The composition of public finances, budgetary laws, fiscal frameworks and institutions are issues of
national responsibility. Therefore, analysing Member States’ quality of public finances requires due
consideration of their heterogeneity in terms of national preferences and specific institutional and
behavioural context (concerning, for example, the level of development and the quality of the
infrastructure or their education systems).


(1) Defining and implementing priorities: the role of budgetary institutions and fiscal rules


One approach to evaluate budgetary quality is to assess the degree to which Member States’ spending
reflects their ex-ante identified economic policy priorities.
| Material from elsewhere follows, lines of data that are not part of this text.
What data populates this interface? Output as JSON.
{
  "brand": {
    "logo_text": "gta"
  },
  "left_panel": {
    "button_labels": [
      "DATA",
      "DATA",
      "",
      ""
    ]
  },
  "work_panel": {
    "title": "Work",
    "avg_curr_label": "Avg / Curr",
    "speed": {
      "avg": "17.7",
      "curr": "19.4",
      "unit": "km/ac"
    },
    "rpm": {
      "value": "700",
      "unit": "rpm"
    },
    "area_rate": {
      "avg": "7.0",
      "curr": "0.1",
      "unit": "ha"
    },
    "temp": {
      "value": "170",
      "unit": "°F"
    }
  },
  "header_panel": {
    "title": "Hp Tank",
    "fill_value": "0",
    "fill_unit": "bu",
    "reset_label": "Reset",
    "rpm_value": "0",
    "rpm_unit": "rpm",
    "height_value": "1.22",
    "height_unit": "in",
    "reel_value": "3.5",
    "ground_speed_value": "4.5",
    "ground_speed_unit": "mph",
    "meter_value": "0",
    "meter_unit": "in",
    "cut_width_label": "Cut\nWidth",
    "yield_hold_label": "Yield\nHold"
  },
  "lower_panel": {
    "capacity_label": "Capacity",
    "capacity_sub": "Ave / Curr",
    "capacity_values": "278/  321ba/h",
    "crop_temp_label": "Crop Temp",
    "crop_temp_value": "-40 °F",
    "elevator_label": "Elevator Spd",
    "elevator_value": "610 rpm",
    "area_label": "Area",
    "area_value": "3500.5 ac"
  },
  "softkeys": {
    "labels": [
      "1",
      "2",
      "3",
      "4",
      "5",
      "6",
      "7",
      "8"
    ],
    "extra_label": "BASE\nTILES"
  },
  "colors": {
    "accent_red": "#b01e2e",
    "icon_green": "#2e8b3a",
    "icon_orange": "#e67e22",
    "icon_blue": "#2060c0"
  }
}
In general, countries that have maintained
fiscal discipline have been able to put a stronger focus on efficient resource allocation. National case
studies carried out by the EPC confirm that most Member States have established expenditures priorities
in key areas of R&D, education and investment (Table 1). In practice, however, these priorities are easily
crowded-out by upward pressures in other categories during the budgetary decision-making process and
in the course of budgetary implementation (e.g. structural spending items such as ageing). This can
largely be explained by the soft nature of the announced priorities and in several countries an
inappropriate institutional setting through which they should be implemented.


The case studies provide first indications that those countries that have been at the forefront of
institutional reform, by introducing national expenditure rules and performance budgeting schemes
within a medium-term framework, manage better to redirect public spending towards their national
expenditure priorities and to protect these targeted items during periods of fiscal consolidation.^3


Therefore, effective and appropriate budgetary institutions appear to be a key factor in facilitating the
implementation of medium-term policy objectives, which are relevant not only for raising the quality of
public budgets but also for helping maintain fiscal discipline and budgetary consolidation.


(2) Recent trends in the composition of public expenditure


Figure 1 summarises key trends in public expenditure in terms of its composition, over the past decade
and for a broad sample of Member States^4. Overall, they point on average to a long-term trend of
increases in expenditure on transfers/social protection and decreases in public investment.^5 Recent
changes in the composition of public expenditure in the Member States show that many of those
countries benefiting from large decreases in interest payments since the late 1990s used this room for
manoeuvre for increasing expenditure on government consumption^6 and on current transfers (Table 2).
As decreases in interest payments fade out, room for manoeuvre in line with national priorities
necessarily needs to be found in other categories of public expenditure, for which those of transfers and
consumption are by far the largest. However, these are the categories in which pressures for expenditure
increases will remain very high in the absence of reforms, in a context of expenditure pressures rising
further due to ageing populations.


(^2) A fuller analysis of the preliminary findings of the EPC is included in the progress report of the EPC on the Quality of
Public Finances adopted by the Committee on 27 September 2005 (ECFIN/EPC(2005)REP/53776).
(^3) Performance budgeting in a strict sense is defined as the allocation of resources based on the achievement of specific,
measurable outcomes.
(^4) The sample depended on the availability of full time-series of data.
(^5) It should be noted that the picture for social protection expenditure is mixed, with substantive relative decreases in IE,
UK, FR and NL and substantive increases in SE, EL and PT. As regards the trends in public investment, one should note
the changing boundaries between public and private investment, which are in part linked to privatisation.
(^6) This also includes the bulk of health care and education expenditure.